From "Eliminating forced, coercive and otherwise involuntary sterilization," a 2014 policy document issued by OHCHR, UN Women, UNAIDS, UNDP, UNFPA, UNICEF and WHO:
Sterilization without full, free and informed consent has been variously described by international, regional and national human rights bodies as a violation of fundamental human rights, including the right to health, the right to information, the right to privacy, the right to decide on the number and spacing of children, the right to found a family and the right to be free from discrimination... Human rights bodies have also recognized that forced sterilization is a violation of the right to be free from torture and other cruel, inhuman or degrading treatment or punishment.
Coercive and involuntary sterilization with the aim of improving the genetic constitution of the human species became an instrument of population and public health control during the heyday of eugenics, between 1870 and 1945. In the early 20th century, laws permitting and encouraging coercive sterilization were passed in many countries, including Germany, Japan and the United States of America. Many hundreds of thousands of people, particularly those with disabilities or from ethnic, religious and other minorities, were sterilized without their consent.
In the years after the Second World War, most countries reformed their laws and practices, abandoning eugenic sterilization and strengthening the requirements for informed consent. However, in some countries it took longer to move away from eugenic sterilization.
During the period from the 1960s to the 1990s, coercive sterilization has been used in some countries (including in Asia, Europe and Latin America) as an instrument of population control, without regard for the rights of individuals. A range of incentives or coercive pressures have been employed to secure agreement to sterilization, including offers of food, money, land and housing, or threats, fines or punishments, together with misleading information.
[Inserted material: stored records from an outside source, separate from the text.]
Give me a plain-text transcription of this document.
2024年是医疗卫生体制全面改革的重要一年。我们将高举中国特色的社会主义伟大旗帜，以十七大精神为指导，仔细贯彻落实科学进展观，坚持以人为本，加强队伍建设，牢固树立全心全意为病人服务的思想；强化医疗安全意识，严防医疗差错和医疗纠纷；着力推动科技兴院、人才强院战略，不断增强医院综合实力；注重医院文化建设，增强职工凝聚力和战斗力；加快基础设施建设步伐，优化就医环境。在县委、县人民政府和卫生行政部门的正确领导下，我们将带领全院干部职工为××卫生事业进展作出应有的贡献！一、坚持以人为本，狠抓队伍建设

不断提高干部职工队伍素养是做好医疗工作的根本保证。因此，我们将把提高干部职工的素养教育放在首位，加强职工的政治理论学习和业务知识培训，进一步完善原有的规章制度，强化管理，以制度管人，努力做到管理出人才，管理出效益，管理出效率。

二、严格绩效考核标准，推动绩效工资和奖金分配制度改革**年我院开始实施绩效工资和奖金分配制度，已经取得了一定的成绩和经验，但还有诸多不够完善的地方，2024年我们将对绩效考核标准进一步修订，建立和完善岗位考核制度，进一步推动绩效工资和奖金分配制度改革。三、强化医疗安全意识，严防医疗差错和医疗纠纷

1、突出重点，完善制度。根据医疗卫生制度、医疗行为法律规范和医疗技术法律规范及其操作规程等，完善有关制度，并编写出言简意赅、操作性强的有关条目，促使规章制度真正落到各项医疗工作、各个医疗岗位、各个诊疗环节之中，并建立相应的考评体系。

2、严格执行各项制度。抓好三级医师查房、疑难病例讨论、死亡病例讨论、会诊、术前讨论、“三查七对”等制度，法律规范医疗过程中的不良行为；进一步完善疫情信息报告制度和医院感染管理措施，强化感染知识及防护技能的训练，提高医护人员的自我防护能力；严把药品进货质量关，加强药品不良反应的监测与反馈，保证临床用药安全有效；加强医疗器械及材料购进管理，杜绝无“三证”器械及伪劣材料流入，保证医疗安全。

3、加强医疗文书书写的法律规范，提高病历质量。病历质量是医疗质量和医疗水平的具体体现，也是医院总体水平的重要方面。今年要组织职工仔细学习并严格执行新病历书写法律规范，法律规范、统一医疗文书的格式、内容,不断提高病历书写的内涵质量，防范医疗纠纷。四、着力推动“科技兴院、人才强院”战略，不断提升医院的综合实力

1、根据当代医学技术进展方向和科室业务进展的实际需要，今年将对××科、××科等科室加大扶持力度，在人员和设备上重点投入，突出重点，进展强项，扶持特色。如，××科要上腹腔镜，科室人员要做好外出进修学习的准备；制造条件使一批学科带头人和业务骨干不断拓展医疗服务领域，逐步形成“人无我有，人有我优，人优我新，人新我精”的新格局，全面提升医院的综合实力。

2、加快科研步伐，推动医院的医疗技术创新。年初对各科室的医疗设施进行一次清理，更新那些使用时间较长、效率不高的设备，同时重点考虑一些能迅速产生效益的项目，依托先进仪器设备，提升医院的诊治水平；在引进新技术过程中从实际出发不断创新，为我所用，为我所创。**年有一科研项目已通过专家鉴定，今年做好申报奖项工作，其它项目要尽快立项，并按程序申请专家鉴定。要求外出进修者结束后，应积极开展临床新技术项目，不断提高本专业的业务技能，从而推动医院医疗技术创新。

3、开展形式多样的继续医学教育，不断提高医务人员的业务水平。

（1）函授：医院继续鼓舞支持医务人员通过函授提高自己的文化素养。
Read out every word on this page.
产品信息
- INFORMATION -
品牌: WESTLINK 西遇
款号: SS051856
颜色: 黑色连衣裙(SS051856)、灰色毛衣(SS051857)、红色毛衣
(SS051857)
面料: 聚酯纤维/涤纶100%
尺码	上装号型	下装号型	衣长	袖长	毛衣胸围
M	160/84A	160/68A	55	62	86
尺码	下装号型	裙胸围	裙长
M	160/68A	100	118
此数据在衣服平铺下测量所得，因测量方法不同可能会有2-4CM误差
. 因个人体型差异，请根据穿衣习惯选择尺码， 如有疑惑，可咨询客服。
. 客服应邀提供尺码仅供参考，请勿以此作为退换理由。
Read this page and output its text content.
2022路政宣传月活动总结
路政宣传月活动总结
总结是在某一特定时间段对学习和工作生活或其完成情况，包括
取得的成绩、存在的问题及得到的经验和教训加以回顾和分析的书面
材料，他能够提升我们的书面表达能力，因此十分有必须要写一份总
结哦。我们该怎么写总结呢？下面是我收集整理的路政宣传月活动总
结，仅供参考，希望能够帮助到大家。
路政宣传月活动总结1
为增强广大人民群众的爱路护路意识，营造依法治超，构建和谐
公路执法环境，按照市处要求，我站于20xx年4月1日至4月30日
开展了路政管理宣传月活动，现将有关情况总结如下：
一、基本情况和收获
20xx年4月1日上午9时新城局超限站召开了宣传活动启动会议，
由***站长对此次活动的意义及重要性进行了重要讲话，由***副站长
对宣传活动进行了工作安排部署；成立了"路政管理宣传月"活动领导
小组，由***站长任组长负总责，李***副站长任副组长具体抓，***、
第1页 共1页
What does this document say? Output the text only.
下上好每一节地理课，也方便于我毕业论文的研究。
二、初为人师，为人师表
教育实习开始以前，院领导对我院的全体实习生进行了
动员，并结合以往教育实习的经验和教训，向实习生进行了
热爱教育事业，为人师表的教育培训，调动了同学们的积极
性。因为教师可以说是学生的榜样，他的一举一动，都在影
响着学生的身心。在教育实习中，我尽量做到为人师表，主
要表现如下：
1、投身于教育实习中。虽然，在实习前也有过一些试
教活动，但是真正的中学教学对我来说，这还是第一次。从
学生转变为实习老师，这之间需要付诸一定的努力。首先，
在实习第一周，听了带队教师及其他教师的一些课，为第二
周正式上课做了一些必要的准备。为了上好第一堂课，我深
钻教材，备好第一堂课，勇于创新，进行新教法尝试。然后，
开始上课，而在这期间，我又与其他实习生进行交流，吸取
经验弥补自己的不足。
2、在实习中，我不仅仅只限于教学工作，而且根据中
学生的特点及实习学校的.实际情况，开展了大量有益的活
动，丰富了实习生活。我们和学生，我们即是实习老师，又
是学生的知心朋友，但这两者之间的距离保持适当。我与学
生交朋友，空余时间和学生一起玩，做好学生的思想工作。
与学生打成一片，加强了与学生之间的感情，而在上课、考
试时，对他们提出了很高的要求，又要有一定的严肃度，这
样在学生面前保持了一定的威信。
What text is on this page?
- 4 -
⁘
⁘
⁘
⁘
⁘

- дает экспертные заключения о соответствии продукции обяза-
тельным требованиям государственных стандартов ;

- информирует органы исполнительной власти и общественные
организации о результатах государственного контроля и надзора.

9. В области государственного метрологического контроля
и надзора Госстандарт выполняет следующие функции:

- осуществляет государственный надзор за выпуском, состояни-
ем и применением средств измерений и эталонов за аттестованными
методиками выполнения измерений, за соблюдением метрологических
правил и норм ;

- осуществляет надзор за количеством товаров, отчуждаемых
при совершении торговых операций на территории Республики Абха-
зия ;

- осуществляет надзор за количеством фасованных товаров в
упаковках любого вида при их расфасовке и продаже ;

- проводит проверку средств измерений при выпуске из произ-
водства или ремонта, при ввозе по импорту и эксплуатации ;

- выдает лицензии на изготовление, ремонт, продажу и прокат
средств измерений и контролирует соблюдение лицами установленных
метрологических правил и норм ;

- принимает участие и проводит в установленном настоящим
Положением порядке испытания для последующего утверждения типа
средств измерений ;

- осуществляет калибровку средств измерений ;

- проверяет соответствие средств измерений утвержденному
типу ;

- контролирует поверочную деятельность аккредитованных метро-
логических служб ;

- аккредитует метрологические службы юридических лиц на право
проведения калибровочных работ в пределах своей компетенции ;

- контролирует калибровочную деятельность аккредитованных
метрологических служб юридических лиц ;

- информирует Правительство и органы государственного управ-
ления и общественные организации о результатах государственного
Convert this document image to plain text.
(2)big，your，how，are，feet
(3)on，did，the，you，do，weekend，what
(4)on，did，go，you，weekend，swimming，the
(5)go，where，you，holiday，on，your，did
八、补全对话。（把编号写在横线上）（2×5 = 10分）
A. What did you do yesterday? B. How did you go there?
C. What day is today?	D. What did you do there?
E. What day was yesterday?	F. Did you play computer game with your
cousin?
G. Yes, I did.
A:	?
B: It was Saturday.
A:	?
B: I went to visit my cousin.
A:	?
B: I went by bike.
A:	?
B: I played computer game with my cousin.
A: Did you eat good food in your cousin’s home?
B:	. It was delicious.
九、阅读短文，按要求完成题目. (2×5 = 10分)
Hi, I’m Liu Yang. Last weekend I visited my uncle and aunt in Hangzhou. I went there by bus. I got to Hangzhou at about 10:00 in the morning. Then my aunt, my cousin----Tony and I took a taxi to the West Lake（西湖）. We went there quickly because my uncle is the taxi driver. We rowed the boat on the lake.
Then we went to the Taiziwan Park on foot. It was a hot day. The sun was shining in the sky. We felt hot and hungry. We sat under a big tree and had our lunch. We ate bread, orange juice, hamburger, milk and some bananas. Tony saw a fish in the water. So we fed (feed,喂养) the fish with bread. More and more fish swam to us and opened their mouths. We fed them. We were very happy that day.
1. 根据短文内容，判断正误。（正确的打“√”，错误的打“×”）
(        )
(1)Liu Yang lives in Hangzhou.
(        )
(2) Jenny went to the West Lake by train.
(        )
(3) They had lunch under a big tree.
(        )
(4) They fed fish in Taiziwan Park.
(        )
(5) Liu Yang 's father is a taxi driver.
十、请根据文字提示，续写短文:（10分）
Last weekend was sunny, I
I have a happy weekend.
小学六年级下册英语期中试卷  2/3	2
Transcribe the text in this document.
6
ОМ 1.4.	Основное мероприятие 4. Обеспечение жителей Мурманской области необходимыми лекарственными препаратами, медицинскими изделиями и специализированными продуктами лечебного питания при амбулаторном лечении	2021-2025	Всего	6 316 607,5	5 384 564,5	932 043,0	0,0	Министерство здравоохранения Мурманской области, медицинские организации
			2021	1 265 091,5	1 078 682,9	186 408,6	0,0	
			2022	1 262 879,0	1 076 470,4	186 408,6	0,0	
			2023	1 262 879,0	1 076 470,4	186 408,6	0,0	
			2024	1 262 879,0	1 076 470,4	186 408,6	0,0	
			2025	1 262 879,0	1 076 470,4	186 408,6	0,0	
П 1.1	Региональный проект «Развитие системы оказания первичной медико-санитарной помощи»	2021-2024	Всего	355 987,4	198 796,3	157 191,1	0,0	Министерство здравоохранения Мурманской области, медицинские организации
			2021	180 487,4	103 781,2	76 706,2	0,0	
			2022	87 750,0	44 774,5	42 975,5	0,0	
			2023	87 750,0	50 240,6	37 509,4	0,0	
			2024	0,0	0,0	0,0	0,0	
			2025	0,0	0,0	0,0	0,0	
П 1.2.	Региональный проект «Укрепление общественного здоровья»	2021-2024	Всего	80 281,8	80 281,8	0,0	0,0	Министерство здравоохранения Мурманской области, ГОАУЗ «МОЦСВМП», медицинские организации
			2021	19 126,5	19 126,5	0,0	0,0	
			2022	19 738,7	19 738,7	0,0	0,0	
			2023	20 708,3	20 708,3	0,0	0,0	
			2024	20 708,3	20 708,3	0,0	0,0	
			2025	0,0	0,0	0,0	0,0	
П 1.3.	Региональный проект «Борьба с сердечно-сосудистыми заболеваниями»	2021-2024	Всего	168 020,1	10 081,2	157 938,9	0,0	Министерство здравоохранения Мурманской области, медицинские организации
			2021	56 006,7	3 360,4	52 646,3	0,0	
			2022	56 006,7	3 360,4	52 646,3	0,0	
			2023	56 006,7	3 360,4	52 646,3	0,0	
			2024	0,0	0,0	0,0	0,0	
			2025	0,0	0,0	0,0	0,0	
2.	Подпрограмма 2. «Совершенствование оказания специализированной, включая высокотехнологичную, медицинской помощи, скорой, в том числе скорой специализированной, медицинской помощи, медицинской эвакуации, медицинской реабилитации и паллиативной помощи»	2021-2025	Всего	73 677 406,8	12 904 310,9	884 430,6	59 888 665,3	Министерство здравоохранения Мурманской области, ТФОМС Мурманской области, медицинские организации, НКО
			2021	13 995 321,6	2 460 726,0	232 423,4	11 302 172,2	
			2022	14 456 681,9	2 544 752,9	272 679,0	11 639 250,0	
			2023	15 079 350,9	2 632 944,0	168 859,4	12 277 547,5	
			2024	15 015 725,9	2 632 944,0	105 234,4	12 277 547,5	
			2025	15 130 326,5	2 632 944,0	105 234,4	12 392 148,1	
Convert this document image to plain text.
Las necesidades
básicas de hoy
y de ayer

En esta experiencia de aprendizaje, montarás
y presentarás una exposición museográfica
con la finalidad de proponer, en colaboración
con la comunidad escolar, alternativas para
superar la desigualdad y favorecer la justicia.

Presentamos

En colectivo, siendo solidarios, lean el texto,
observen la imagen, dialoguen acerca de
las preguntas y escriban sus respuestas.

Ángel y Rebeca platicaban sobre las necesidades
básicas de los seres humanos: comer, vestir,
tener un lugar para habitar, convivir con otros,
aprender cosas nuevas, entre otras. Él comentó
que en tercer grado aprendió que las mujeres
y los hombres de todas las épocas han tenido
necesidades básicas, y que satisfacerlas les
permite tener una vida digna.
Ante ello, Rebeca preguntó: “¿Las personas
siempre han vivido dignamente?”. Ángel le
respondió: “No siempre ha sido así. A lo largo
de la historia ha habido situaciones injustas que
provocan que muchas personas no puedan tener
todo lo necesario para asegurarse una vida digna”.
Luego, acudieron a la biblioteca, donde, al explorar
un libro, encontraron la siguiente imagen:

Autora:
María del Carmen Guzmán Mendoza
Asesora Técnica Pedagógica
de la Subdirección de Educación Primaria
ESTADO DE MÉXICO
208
People living in poverty, indigenous peoples and ethnic minorities have been particularly targeted by such programmes. In many countries, information is not made available in accessible formats and local languages, and informed consent is not obtained before these procedures are carried out.
Some groups, such as transgender and intersex persons, also have a long history of discrimination and abuse related to sterilization, which continues to this day.